A arrogância da advogada foi a marca da audiência aberta ao público e à imprensa. Ela só não se complicou mais porque os parlamentares buscam exatamente delatores. Com a voz trêmula, inúmeras vezes ela alterou a voz e mostrou-se chorosa quando foi perguntada sobre um cliente chamado Zezinho. “O Zezinho, coitado...”, balbuciou antes de tomar água. “Foi condenado”.
Quando indagada sobre trecho relativo à ida de uma das clientes ao médico, ela atropelou o deputado Luiz Couto (PT-PB): “Uai, o senhor não está lendo?” Em outro momento, os parlamentares questionaram sobre um certo Bruno, interlocutor desconhecido na gravação, perguntaram quem era ele e o que fazia. “O Bruno trabalha”, respondeu diante de um parlamentar paciente. “Com o quê”, manteve o deputado. “Com representação”.
MEDO?
A cena mais tensa - e patética - foi protagonizada por ela e pelo deputado Arnaldo Faria de Sá (PTB-SP), conhecido pela agressividade. Ele perguntava por que motivo ela, se sabia que estava grampeada, como era sua alegação para justificar a encomenda de crimes, não tomava mais cuidado ao falar com os bandidos? “O senhor está me dando uma dura? Eu aceito”, disse. “O senhor já me pôs na cruz. Pode pregar”.

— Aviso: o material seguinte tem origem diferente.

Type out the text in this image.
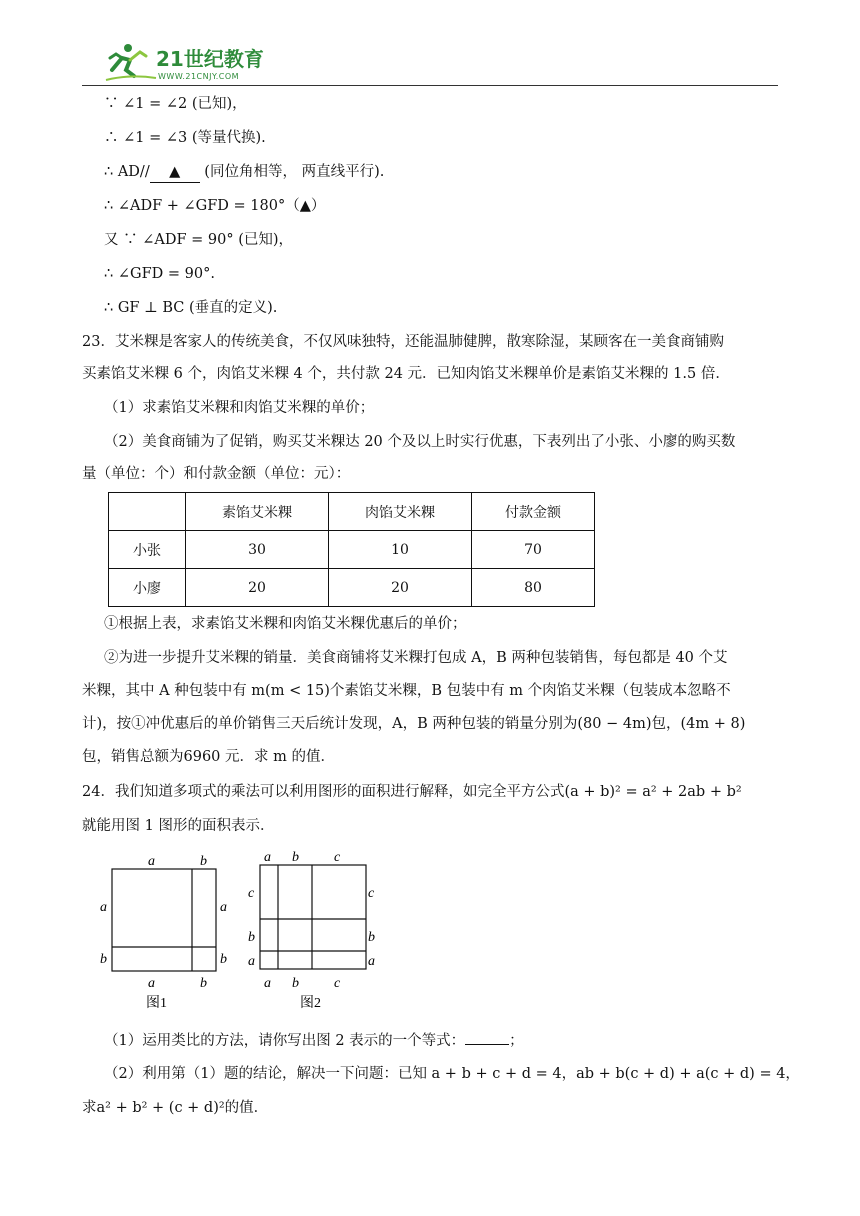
21世纪教育
WWW.21CNJY.COM
∵ ∠1 = ∠2 (已知)，
∴ ∠1 = ∠3 (等量代换).
∴ AD// ▲ (同位角相等， 两直线平行).
∴ ∠ADF + ∠GFD = 180°（▲）
又 ∵ ∠ADF = 90° (已知)，
∴ ∠GFD = 90°.
∴ GF ⊥ BC (垂直的定义).
23．艾米粿是客家人的传统美食，不仅风味独特，还能温肺健脾，散寒除湿，某顾客在一美食商铺购
买素馅艾米粿 6 个，肉馅艾米粿 4 个，共付款 24 元．已知肉馅艾米粿单价是素馅艾米粿的 1.5 倍．
（1）求素馅艾米粿和肉馅艾米粿的单价；
（2）美食商铺为了促销，购买艾米粿达 20 个及以上时实行优惠，下表列出了小张、小廖的购买数
量（单位：个）和付款金额（单位：元）：
	素馅艾米粿	肉馅艾米粿	付款金额
小张	30	10	70
小廖	20	20	80
①根据上表，求素馅艾米粿和肉馅艾米粿优惠后的单价；
②为进一步提升艾米粿的销量．美食商铺将艾米粿打包成 A，B 两种包装销售，每包都是 40 个艾
米粿，其中 A 种包装中有 m(m < 15)个素馅艾米粿，B 包装中有 m 个肉馅艾米粿（包装成本忽略不
计)，按①冲优惠后的单价销售三天后统计发现，A，B 两种包装的销量分别为(80 − 4m)包，(4m + 8)
包，销售总额为6960 元．求 m 的值．
24．我们知道多项式的乘法可以利用图形的面积进行解释，如完全平方公式(a + b)² = a² + 2ab + b²
就能用图 1 图形的面积表示．
a	b
a
b
a
b
a	b
图1
a b	c
c
b
a
c
b
a
a b	c
图2
（1）运用类比的方法，请你写出图 2 表示的一个等式：	；
（2）利用第（1）题的结论，解决一下问题：已知 a + b + c + d = 4，ab + b(c + d) + a(c + d) = 4，
求a² + b² + (c + d)²的值．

Faria de Sá perguntou porque ela considerava estar na cruz. “A forma com que o senhor está questionando”, disse. “O senhor está sendo agressivo. Talvez é (sic) o jeito do senhor e eu não conheço”. O deputado argumentou que, se ela tivesse visto outros depoimentos tomados por ele, aí sim saberia o que é ser agressivo.
Foi nesse momento em que o relator da CPI, o deputado Neucimar Fraga (PL-ES), passou a perguntar se ela tinha medo. “Talvez eu tenha”, disse. O presidente Moroni Torgan declarou que medo ou se tem ou não. “Eu tenho”, retorquiu sem convicção.

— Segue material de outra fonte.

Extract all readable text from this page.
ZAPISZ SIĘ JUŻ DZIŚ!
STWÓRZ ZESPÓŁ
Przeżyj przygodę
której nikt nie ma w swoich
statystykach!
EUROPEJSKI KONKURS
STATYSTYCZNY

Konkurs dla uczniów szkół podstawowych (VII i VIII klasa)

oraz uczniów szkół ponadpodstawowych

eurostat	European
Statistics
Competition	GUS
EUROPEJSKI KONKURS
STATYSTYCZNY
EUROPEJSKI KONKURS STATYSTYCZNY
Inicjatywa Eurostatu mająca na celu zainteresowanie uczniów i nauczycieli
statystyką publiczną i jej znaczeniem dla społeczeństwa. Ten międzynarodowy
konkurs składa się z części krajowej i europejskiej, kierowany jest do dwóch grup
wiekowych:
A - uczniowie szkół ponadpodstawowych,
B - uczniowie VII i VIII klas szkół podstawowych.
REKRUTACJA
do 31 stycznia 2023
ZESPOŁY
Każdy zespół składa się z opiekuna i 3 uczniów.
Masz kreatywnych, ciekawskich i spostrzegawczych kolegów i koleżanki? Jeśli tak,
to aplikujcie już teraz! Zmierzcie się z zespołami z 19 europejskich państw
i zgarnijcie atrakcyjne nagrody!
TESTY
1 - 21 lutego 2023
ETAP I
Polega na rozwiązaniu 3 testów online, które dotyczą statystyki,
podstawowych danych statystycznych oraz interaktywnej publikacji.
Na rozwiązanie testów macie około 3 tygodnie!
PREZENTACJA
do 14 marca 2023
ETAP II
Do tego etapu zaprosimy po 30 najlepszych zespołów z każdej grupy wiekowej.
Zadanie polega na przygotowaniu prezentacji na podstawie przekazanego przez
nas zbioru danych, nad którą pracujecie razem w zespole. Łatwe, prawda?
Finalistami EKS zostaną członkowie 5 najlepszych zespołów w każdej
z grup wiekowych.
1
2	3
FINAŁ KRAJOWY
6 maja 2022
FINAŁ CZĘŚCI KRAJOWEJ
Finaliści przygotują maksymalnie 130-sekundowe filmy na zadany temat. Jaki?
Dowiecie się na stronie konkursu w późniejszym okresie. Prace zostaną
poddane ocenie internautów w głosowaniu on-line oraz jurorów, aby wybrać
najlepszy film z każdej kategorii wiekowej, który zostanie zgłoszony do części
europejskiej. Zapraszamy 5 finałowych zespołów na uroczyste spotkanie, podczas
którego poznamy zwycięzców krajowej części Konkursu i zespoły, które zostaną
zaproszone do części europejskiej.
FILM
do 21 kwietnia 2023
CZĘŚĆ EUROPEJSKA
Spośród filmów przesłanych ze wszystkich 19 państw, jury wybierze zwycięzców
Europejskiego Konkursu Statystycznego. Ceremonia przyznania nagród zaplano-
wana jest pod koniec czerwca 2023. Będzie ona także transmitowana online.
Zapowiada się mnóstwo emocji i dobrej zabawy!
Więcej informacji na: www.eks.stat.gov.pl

Era a deixa que os parlamentares esperavam. Torgan pediu a palavra: “Sua versão não está convencendo ninguém aqui na CPI. Está completamente furada. Eu gostaria que falasse a verdade”. Adriana tentou resistir, dizer que não escondia nada, mas logo foi convencida. “Eu tenho medo”, declarou, após um cochicho com o relator.
Torgan prosseguiu em sua estratégia. “O depoimento não convence nem criancinha. Você disse a eles em qual rua seu cliente trabalhava. Colocou ele em risco. Por sorte ele não foi morto”. O presidente falava agora em tom mais alto. “A partir daí tu condenou o cara. Teve sorte é que a investigação estava em curso. Aqui não tem brincadeira, teste de coisa nenhuma” (a alegação dela para apontar onde moravam seus clientes era que estava testando se o celular estava grampeado).

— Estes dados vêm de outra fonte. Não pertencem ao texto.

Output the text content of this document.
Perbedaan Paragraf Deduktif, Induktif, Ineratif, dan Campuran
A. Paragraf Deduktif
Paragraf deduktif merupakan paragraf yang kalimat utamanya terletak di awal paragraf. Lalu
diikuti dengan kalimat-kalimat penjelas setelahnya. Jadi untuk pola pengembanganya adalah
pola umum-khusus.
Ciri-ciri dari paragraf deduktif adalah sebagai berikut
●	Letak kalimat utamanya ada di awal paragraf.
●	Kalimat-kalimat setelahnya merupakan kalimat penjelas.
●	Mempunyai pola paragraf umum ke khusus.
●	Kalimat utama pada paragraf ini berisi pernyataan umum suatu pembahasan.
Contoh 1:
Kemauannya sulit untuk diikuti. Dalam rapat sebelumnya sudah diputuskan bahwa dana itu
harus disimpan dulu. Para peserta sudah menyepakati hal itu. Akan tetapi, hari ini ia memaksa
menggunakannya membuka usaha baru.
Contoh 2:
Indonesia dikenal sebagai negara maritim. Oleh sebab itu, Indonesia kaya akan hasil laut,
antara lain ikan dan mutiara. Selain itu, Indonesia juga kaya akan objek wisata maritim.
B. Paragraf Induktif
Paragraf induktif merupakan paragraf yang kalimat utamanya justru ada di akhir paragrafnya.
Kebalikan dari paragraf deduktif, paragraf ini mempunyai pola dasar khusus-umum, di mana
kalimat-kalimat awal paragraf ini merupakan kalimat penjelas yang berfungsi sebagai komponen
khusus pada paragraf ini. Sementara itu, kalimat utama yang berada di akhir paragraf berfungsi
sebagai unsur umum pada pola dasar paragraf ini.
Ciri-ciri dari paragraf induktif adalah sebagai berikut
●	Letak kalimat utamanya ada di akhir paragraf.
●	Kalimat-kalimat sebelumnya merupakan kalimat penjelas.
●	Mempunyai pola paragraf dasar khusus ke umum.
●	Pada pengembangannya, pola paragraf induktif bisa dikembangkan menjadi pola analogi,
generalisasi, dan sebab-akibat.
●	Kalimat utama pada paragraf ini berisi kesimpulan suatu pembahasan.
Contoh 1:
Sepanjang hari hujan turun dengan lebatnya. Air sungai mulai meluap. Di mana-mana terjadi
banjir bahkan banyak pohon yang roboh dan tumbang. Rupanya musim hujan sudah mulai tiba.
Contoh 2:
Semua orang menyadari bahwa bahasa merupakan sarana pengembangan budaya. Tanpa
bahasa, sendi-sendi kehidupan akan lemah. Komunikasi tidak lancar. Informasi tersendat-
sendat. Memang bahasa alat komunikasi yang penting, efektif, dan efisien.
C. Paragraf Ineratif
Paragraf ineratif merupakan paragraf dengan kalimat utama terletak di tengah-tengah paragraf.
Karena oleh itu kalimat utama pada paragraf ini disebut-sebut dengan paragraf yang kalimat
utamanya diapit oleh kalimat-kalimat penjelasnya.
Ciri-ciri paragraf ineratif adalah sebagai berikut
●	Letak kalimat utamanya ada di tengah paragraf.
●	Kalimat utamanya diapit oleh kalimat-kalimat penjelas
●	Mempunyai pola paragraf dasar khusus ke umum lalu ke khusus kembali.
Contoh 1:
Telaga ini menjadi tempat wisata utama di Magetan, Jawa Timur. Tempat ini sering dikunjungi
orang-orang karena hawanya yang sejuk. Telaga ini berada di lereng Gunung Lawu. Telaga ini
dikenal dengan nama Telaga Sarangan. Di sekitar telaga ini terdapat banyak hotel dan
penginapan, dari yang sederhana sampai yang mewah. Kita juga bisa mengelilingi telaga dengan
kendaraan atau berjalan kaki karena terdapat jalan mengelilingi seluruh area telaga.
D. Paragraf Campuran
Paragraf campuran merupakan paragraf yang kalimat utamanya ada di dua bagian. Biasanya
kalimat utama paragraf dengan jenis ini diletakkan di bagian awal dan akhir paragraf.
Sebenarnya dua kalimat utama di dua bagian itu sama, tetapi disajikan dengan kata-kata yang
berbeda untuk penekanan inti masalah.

E um deputado lança o anzol: “Medo de quem?” E Adriana: “O senhor não teria medo de uma pessoa que faz parte de uma suposta facção?” Isca mordida, Torgan insistiu: “Tem de usar a saída agora, fazer acordo com o Ministério Público”, argumentou. “Tu é uma advogada nova, entraste numa roubada total. Não sei se o “Perna” te enrolou...” E a advogada sucumbe: “Como posso falar isso na frente da televisão? E a vida da minha família?” Cai o pano, e Torgan anuncia a sessão reservada (ALC).